In another study, we examined response rates in psychotherapies for adult depression [30]. We found an overall response rate of psychotherapies of 0.41 at 2 (±1) months follow-up, which is very comparable to the response rate of 0.39 found in the current study. The response rate in the control conditions was somewhat lower in the studies among adults (0.17) than in the studies in children and adolescents (0.24). This suggests that more children and adolescents get better in the control conditions than adults. This could explain that the effects of psychotherapies for depression are smaller in children and adolescents than in adults [8]. These findings have to be considered with caution, however, because of the high heterogeneity of these findings.

This study has several important limitations that should be taken into account when interpreting the effects.

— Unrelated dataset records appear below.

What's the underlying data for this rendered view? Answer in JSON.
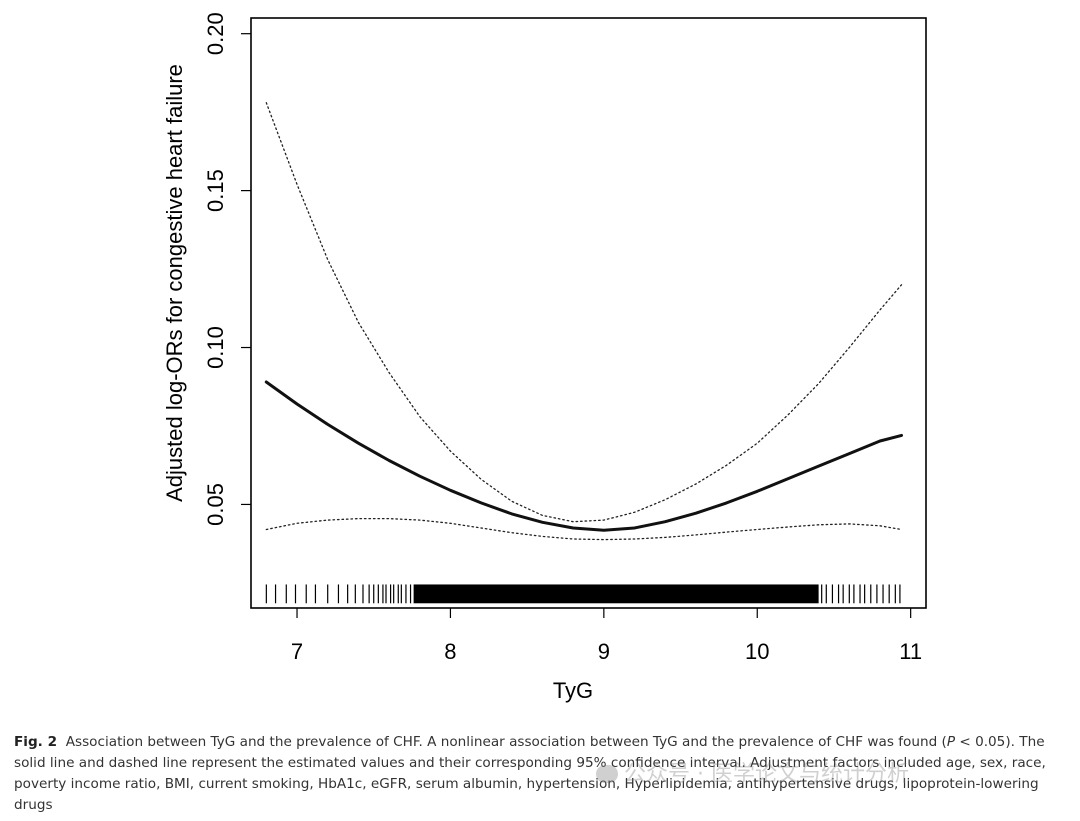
{
  "chart_data": {
    "type": "line",
    "xlabel": "TyG",
    "ylabel": "Adjusted log-ORs for congestive heart failure",
    "xlim": [
      6.7,
      11.1
    ],
    "ylim": [
      0.017,
      0.205
    ],
    "x_ticks": [
      "7",
      "8",
      "9",
      "10",
      "11"
    ],
    "y_ticks": [
      "0.05",
      "0.10",
      "0.15",
      "0.20"
    ],
    "series": [
      {
        "role": "estimate",
        "style": "solid",
        "x": [
          6.8,
          7.0,
          7.2,
          7.4,
          7.6,
          7.8,
          8.0,
          8.2,
          8.4,
          8.6,
          8.8,
          9.0,
          9.2,
          9.4,
          9.6,
          9.8,
          10.0,
          10.2,
          10.4,
          10.6,
          10.8,
          10.94
        ],
        "y": [
          0.089,
          0.082,
          0.0755,
          0.0695,
          0.064,
          0.059,
          0.0545,
          0.0505,
          0.047,
          0.0443,
          0.0425,
          0.0418,
          0.0425,
          0.0445,
          0.0472,
          0.0505,
          0.0542,
          0.0582,
          0.0622,
          0.0662,
          0.0702,
          0.072
        ]
      },
      {
        "role": "ci-upper",
        "style": "dotted",
        "x": [
          6.8,
          7.0,
          7.2,
          7.4,
          7.6,
          7.8,
          8.0,
          8.2,
          8.4,
          8.6,
          8.8,
          9.0,
          9.2,
          9.4,
          9.6,
          9.8,
          10.0,
          10.2,
          10.4,
          10.6,
          10.8,
          10.94
        ],
        "y": [
          0.178,
          0.152,
          0.128,
          0.108,
          0.092,
          0.078,
          0.067,
          0.058,
          0.051,
          0.0465,
          0.0445,
          0.045,
          0.0475,
          0.0515,
          0.0565,
          0.0625,
          0.0695,
          0.0785,
          0.0885,
          0.1,
          0.112,
          0.12
        ]
      },
      {
        "role": "ci-lower",
        "style": "dotted",
        "x": [
          6.8,
          7.0,
          7.2,
          7.4,
          7.6,
          7.8,
          8.0,
          8.2,
          8.4,
          8.6,
          8.8,
          9.0,
          9.2,
          9.4,
          9.6,
          9.8,
          10.0,
          10.2,
          10.4,
          10.6,
          10.8,
          10.94
        ],
        "y": [
          0.042,
          0.044,
          0.045,
          0.0455,
          0.0455,
          0.045,
          0.044,
          0.0425,
          0.041,
          0.0398,
          0.039,
          0.0388,
          0.039,
          0.0395,
          0.0403,
          0.0412,
          0.042,
          0.0428,
          0.0435,
          0.0438,
          0.0432,
          0.042
        ]
      }
    ],
    "rug": {
      "y_from": 0.0185,
      "y_to": 0.0245,
      "sparse_values": [
        6.8,
        6.86,
        6.93,
        6.99,
        7.06,
        7.12,
        7.2,
        7.27,
        7.33,
        7.38,
        7.43,
        7.47,
        7.5,
        7.53,
        7.56,
        7.58,
        7.61,
        7.63,
        7.66,
        7.68,
        7.71,
        7.74,
        10.42,
        10.45,
        10.49,
        10.53,
        10.56,
        10.6,
        10.63,
        10.67,
        10.7,
        10.74,
        10.78,
        10.82,
        10.86,
        10.9,
        10.93
      ],
      "dense_range": [
        7.76,
        10.4
      ]
    },
    "grid": false,
    "legend": "none",
    "colors": {
      "estimate": "#111111",
      "ci": "#222222",
      "axis": "#000000"
    }
  },
  "caption": {
    "fig_label": "Fig. 2",
    "text_before_p": "Association between TyG and the prevalence of CHF. A nonlinear association between TyG and the prevalence of CHF was found (",
    "p_symbol": "P",
    "text_after_p": " < 0.05). The solid line and dashed line represent the estimated values and their corresponding 95% confidence interval. Adjustment factors included age, sex, race, poverty income ratio, BMI, current smoking, HbA1c, eGFR, serum albumin, hypertension, Hyperlipidemia, antihypertensive drugs, lipoprotein-lowering drugs"
  },
  "watermark": {
    "text": "公众号 · 医学论文与统计分析"
  }
}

The most important limitation is that heterogeneity was very high, especially when estimating the response rates (less so for the RRs). This may be related to characteristics of the included studies that we did not examine in subgroup and metaregression analyses, such as treatment provider and proportion of participants using antidepressants. A complete review of all relevant characteristics is also beyond the scope of this study. Furthermore, such characteristics are often not consistently reported in the papers and reporting on the subsets of studies with clear characteristics could have produced an incomplete and perhaps invalid picture. However, the estimated rates appeared to be relatively robust and resulted in very comparable outcomes, in a series of sensitivity analyses. We also think, as we explained in the introduction that the clinical relevance of these outcomes is substantial and that pooling them is still important, as is also done for example in meta-analyses to estimate the prevalence of mental disorders [14,15,16]. Second, the response rates and the rates for clinically significant improvement and deterioration were based on estimates, using means, standard deviations and N at baseline and post-test. Although this method has been validated and correlates very highly with reported response rates, these are still estimates that may not reflect the actual response rates. “Individual patient data” meta-analyses could have calculated response rates directly. Third, response as outcome has been criticized, because it is depending on the baseline severity score, which may be unreliable [31]. Because other outcomes, such as remission cannot be standardized across different outcome measures, we do think that despite its weaknesses, response is the best measure to make a preliminary estimate of binary outcomes of treatment. Fourth, risk of bias was considerable in the large majority of trials. It was also notable that the studies with low risk of bias resulted in a considerably larger NNT.

Despite the limitations, this study showed that psychotherapies for depression in children and adolescents are effective compared to control conditions, but that still more than half of patients receiving therapy do not respond. Furthermore, a considerable number of those in control groups also respond. More effective treatments and treatments for those not responding to a first treatment are clearly needed.